Seeing my name on a list of physicists influenced by John Wheeler, which appeared in the article by Terry Christensen (PHYSICS TODAY, April 2009, page 55), triggered a flood of stories no doubt colored by my imperfect memory.
One reason I went to Princeton University as an undergraduate was that I had read about a Professor John Wheeler suggesting that the atomic nucleus might take on the form of a doughnut. When I got there, I learned that Wheeler was going to give a novel type of course for freshmen. A group of us were asked a few physics questions by Wheeler, and those who answered correctly were allowed into the course. The first homework assignment consisted of standing for 15 minutes in front of the house that Albert Einstein had lived in. It turned out that we were to learn physics from the top down: For example, we were taught “F = ma” as a limiting case of special relativity. If I remember correctly, the department did not allow Wheeler to teach the course again. But I learned a lot; in particular, I learned to “never calculate without first knowing the answer.”
One day Wheeler gave me a dollar and told me to go buy a kitchen sponge at Woolworth’s. I am proud to say that a photo of that sponge would eventually show the physics community what spacetime foam looked like.
At the end of my sophomore year, I went home to Brazil. Two months earlier the country’s military had seized power in a dramatic coup. One day, to my parents’ alarm, I received an urgent telegram from Wheeler asking me to liberate his collaborator, the eminent Brazilian physicist Jayme Tiomno, from military arrest! How he expected a stateless Chinese teenager to accomplish that is unclear to me still.
Wheeler’s inspirational mentoring of students is legendary. During my junior year, I had the privilege of doing research with Wheeler on the emission of gravitational waves from a vibrating and rotating neutron star. I had the disquieting sense that I was doing nothing more than plugging in the appropriate textbook formulas, but when I showed Wheeler my notebook, he would be wild with enthusiasm, giving me the illusion that I had actually done something. In elegant penmanship, occasionally adorned with a drawing of a dish of ice cream, he would write down what he wanted me to do next. Later I was astonished to see, in a long article he wrote for the Annual Review of Astronomy and Astrophysics , references to a paper to be published, written by Zee and Wheeler. That paper, which would have been my first, was never actually published. I regret it somewhat, as it would be just about the only one with me as the first author.

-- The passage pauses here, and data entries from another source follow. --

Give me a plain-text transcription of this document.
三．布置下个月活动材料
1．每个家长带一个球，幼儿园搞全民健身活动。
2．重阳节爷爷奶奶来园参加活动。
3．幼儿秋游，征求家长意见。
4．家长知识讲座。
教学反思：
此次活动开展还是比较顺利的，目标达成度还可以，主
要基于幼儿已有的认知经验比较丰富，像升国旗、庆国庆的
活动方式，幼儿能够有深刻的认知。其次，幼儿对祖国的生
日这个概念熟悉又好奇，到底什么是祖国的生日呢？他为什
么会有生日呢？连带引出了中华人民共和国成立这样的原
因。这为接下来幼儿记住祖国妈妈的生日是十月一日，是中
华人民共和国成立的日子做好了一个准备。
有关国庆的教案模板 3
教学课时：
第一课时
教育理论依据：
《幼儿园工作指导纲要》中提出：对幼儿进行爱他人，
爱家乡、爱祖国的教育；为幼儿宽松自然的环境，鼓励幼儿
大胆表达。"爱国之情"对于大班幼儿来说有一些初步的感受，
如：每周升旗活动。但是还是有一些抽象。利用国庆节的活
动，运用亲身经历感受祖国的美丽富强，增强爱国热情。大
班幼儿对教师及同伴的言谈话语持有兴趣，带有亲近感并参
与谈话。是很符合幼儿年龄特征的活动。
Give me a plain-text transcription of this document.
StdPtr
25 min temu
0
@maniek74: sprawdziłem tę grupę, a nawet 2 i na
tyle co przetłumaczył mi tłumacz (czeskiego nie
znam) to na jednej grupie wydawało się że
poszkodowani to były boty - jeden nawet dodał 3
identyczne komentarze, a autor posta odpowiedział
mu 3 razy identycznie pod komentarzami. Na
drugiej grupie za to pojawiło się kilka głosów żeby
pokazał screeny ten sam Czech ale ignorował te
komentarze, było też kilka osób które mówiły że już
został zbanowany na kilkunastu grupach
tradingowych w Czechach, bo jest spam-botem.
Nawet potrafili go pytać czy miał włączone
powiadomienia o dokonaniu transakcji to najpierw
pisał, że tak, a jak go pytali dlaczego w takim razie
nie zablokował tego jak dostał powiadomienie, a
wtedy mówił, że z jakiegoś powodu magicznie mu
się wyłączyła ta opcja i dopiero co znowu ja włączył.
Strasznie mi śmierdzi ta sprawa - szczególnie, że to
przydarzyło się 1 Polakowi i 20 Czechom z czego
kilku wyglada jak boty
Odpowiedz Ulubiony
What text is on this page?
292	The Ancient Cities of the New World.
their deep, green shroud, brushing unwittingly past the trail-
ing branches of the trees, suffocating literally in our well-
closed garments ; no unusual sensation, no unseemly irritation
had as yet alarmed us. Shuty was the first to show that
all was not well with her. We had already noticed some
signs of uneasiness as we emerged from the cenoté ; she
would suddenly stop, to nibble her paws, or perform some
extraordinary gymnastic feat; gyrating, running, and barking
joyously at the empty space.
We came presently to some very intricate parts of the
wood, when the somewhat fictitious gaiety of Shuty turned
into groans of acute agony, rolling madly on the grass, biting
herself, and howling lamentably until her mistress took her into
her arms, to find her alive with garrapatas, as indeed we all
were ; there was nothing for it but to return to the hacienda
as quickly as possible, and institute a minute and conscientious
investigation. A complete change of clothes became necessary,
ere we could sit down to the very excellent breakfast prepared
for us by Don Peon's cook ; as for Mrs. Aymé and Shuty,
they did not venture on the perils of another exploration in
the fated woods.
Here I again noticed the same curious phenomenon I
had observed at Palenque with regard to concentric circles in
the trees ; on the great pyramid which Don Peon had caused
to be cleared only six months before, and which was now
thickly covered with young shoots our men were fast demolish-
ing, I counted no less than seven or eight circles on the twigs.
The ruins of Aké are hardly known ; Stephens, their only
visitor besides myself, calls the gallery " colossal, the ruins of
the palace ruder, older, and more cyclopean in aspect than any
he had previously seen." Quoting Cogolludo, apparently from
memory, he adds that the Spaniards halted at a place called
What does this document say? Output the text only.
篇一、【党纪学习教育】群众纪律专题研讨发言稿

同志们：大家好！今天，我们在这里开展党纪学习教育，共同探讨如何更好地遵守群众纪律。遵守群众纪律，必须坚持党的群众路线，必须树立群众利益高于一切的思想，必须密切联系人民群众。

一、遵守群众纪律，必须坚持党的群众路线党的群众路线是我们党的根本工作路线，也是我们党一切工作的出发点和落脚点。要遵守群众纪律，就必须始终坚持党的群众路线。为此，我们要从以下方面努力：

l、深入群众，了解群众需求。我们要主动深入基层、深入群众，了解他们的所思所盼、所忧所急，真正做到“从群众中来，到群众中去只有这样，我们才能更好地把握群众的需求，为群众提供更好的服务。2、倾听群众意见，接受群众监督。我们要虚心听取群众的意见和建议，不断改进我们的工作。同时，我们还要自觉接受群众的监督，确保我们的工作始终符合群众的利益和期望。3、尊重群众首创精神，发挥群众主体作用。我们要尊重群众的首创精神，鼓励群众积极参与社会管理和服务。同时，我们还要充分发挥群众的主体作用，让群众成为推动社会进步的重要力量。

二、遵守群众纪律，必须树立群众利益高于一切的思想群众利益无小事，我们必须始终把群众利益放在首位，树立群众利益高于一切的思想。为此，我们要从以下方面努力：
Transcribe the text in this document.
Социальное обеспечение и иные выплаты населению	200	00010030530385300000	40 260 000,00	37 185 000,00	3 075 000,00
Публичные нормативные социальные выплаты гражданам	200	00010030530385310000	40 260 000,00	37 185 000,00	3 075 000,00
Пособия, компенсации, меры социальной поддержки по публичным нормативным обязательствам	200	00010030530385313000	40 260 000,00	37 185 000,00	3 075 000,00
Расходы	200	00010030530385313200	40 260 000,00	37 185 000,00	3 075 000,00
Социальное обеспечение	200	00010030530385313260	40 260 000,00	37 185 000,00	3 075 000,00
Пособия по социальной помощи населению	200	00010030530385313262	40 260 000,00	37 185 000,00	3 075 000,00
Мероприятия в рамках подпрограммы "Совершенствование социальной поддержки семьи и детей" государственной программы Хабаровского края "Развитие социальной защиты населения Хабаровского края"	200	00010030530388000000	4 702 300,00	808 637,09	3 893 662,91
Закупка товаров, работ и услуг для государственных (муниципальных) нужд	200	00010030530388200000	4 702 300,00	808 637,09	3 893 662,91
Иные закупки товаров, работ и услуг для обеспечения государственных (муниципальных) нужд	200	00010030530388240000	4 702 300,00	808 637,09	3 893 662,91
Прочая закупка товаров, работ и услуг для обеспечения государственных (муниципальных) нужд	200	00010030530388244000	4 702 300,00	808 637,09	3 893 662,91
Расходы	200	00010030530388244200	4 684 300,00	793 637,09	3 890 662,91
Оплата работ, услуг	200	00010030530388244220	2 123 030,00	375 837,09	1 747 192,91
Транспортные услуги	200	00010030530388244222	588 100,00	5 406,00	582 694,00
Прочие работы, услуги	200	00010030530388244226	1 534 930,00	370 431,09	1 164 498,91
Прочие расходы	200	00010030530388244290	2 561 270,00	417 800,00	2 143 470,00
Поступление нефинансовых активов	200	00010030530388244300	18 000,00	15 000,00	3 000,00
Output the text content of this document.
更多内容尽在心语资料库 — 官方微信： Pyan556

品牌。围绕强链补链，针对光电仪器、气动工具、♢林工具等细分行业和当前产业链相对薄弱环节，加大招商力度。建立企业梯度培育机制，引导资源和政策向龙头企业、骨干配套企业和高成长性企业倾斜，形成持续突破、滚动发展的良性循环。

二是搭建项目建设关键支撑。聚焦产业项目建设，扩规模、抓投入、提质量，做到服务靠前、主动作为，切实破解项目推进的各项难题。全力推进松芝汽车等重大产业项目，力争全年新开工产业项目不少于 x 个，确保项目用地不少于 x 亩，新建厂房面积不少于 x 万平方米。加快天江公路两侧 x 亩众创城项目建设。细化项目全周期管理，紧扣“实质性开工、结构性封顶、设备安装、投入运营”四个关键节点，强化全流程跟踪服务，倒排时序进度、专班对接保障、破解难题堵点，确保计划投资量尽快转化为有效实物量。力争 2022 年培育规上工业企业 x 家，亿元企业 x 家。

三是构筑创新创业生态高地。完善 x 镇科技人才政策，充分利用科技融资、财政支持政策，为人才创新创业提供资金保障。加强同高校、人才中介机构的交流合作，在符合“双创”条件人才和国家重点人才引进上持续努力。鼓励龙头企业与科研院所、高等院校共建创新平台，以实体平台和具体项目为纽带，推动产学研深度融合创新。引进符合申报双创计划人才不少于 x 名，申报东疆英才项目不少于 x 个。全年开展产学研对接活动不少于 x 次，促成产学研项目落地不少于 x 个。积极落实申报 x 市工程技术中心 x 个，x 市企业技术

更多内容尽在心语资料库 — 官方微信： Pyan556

For my senior thesis I abandoned general relativity for particle physics and switched my allegiance to Arthur Wightman. When it came time for graduate school, I should have asked my thesis adviser for advice. Instead, I vividly remember sitting in front of Wheeler, who told me his opinion of the leading particle theorists at various major universities and ended with the pronouncement that Steve Weinberg was the best of the upcoming generation. It turned out that Weinberg was about to leave Berkeley for Harvard, and thus I went north rather than west for grad school.
Due to some convoluted circumstances, I did my thesis with Sidney Coleman, who was not even on Wheeler’s list. Nevertheless, Weinberg did influence me greatly, directly through his papers and indirectly in arranging for me to write my first popular physics book many years later. Thus Wheeler shaped my life in more ways than one.